In English, we use conditional sentences for events or occurrences that are more or less certain under particular circumstances. Often, these employ the word "if" in the first clause, and then follow with a main clause. There are four basic types of conditional sentences that describe levels of possibility, from events that are very likely to missed opportunities in the past.
Type 0 conditional sentences state facts or universal truths. The "if" clause and the main clause simply use the present simple tense.
If you are in the Skycouch row, there are special seat belt instructions in your seat pocket.
Caption 11, Air New Zealand: An Unexpected Briefing
Type 1 conditional sentences refer to cause-and-effect links, and events that are quite certain or even definite if the condition stated in the "if" clause is fulfilled. The "if" clause is formed with "if" + simple present tense, and the main clause is uses the "will" future.
So, if you observe these writing rules, your letter will be easy to read,
Caption 12, Business English: Cover letter
If they are too late, they will miss their ride.
Caption 26, Nature & Wildlife: Wild Sharks
Type 2 conditional sentences refer to events that are less possible or likely, often hypothetical. The "if" clause uses the simple past, which actually creates the subjunctive mood, while the main clause contains "would" + the infinitive (together sometimes referred to as conditional I tense).
If you gave me a chance, I would take it.
Caption 14, Clean Bandit: Rather Be (feat. Jess Glynne)
If I had the vocal capacity, I would sing this from every mountain top.
Caption 37, Jamila Lyiscot's TED talk: 3 ways to speak English
Type 3 conditional sentences are used to talk about possibilities or events that never came to be.
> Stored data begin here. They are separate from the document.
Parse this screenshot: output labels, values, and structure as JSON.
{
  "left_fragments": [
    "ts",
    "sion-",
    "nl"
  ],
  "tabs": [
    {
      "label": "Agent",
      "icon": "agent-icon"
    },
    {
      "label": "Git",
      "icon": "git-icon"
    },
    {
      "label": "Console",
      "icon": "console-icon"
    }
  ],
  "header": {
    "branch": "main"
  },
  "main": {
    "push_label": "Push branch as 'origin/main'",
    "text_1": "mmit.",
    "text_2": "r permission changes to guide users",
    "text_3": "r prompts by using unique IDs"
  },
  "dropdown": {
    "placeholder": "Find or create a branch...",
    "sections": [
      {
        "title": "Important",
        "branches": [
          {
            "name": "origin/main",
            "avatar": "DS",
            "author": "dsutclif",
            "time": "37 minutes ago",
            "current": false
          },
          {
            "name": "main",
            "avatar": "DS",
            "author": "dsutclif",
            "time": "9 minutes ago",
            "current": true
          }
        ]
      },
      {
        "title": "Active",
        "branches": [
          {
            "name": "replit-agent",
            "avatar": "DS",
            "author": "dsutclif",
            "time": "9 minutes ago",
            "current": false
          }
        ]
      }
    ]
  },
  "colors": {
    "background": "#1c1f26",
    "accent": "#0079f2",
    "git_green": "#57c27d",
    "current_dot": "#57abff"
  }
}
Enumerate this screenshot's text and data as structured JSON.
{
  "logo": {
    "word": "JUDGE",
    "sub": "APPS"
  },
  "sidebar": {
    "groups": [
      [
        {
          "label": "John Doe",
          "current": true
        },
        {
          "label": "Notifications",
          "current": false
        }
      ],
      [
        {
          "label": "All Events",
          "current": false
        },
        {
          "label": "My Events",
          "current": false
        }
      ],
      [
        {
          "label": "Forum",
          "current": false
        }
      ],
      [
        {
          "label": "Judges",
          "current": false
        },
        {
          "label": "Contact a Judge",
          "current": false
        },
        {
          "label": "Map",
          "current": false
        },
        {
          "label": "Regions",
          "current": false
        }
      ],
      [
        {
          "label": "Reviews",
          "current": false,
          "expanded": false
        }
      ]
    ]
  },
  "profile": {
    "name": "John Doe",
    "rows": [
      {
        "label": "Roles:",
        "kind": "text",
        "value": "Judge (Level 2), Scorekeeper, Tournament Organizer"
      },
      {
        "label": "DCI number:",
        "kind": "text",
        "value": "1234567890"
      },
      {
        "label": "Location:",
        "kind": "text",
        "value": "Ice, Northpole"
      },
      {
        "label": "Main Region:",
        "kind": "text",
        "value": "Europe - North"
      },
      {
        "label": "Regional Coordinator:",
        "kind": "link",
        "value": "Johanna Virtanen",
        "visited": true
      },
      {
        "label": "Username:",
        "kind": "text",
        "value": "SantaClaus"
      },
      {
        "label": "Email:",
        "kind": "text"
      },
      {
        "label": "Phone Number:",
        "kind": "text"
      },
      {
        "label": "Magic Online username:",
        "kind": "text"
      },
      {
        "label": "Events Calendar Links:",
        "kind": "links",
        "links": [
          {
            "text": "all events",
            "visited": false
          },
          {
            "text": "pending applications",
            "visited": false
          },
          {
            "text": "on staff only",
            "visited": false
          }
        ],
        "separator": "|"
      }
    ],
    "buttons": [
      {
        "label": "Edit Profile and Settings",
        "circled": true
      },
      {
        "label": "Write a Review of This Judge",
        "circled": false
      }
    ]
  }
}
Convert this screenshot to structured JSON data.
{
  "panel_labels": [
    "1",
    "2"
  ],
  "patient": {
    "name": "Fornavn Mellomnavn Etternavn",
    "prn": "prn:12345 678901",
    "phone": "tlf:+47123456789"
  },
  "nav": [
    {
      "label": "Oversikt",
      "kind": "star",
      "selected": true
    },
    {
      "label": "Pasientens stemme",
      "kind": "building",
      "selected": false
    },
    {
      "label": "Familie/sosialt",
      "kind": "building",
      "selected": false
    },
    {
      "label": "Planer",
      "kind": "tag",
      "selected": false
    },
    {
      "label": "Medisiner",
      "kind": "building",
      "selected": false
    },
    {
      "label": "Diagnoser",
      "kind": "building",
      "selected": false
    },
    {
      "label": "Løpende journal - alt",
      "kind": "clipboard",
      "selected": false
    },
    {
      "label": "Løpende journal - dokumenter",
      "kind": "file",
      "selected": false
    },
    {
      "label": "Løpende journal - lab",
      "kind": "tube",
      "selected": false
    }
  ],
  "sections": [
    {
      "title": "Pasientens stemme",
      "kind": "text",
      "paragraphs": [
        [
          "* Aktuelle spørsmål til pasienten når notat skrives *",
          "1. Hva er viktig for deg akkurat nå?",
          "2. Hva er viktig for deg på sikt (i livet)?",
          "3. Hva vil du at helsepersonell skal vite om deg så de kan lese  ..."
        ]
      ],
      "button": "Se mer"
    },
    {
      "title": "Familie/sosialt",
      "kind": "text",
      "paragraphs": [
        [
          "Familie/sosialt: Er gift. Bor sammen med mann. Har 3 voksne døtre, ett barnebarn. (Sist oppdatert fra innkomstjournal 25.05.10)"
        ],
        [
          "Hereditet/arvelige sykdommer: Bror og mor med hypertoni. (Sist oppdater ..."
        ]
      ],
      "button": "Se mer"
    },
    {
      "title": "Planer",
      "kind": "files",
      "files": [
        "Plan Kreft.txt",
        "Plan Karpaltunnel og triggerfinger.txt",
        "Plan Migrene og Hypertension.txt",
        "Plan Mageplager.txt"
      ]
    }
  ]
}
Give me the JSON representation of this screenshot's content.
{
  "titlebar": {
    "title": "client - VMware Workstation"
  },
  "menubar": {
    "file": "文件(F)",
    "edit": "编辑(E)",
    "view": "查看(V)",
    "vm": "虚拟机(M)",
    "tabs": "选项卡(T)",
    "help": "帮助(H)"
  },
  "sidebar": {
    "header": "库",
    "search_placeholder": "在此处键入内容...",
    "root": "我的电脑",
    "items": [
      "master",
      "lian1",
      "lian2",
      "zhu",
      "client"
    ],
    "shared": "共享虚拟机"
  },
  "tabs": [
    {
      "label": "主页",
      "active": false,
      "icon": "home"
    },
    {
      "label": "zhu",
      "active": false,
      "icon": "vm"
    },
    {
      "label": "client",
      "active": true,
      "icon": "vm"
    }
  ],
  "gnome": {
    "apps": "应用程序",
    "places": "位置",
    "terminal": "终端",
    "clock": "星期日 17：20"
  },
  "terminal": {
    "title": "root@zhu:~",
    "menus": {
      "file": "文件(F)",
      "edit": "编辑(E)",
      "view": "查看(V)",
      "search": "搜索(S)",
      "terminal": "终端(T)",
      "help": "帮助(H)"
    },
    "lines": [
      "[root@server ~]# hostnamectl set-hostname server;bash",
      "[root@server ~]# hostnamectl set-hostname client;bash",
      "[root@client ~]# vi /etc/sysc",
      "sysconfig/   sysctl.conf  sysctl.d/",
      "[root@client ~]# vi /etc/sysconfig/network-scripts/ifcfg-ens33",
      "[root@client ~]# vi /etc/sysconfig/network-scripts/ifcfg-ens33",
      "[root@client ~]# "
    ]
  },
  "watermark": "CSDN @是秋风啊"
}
The "if" clause contains the past perfect, while the main clause includes "would have" + past participle (sometimes in combination referred to as the conditional II tense).
Unfortunately, if we had signed the contract last week, we would have been able to make some concessions.
Caption 24-25, Business English: Difficulties with coworkers and contracts
It is worth mentioning that you may often see "mixed types" of the conditional, in which a missed opportunity in the past (expressed using the participle) is portrayed as still affecting the present. Take a look at the following sentence. It is clear that Chuck did not crash his motorcycle, yet the main clause is still being expressed as if it were part of a type two conditional sentence.
If Chuck had crashed it, we would be out.
Caption 65, Motorcycle Masters: Birmingham Alabama
Whenever you see a sentences with "if" on Yabla English, try to identify which type of conditional sentence it might be related to. Make up 3 or 4 sentences related to your plans for the week or anything you didn't get to do over the weekend. For example, "If Anna had wanted to go to the cinema, I would have gone with her," or "If I can get the afternoon off tomorrow, I will go to the cinema."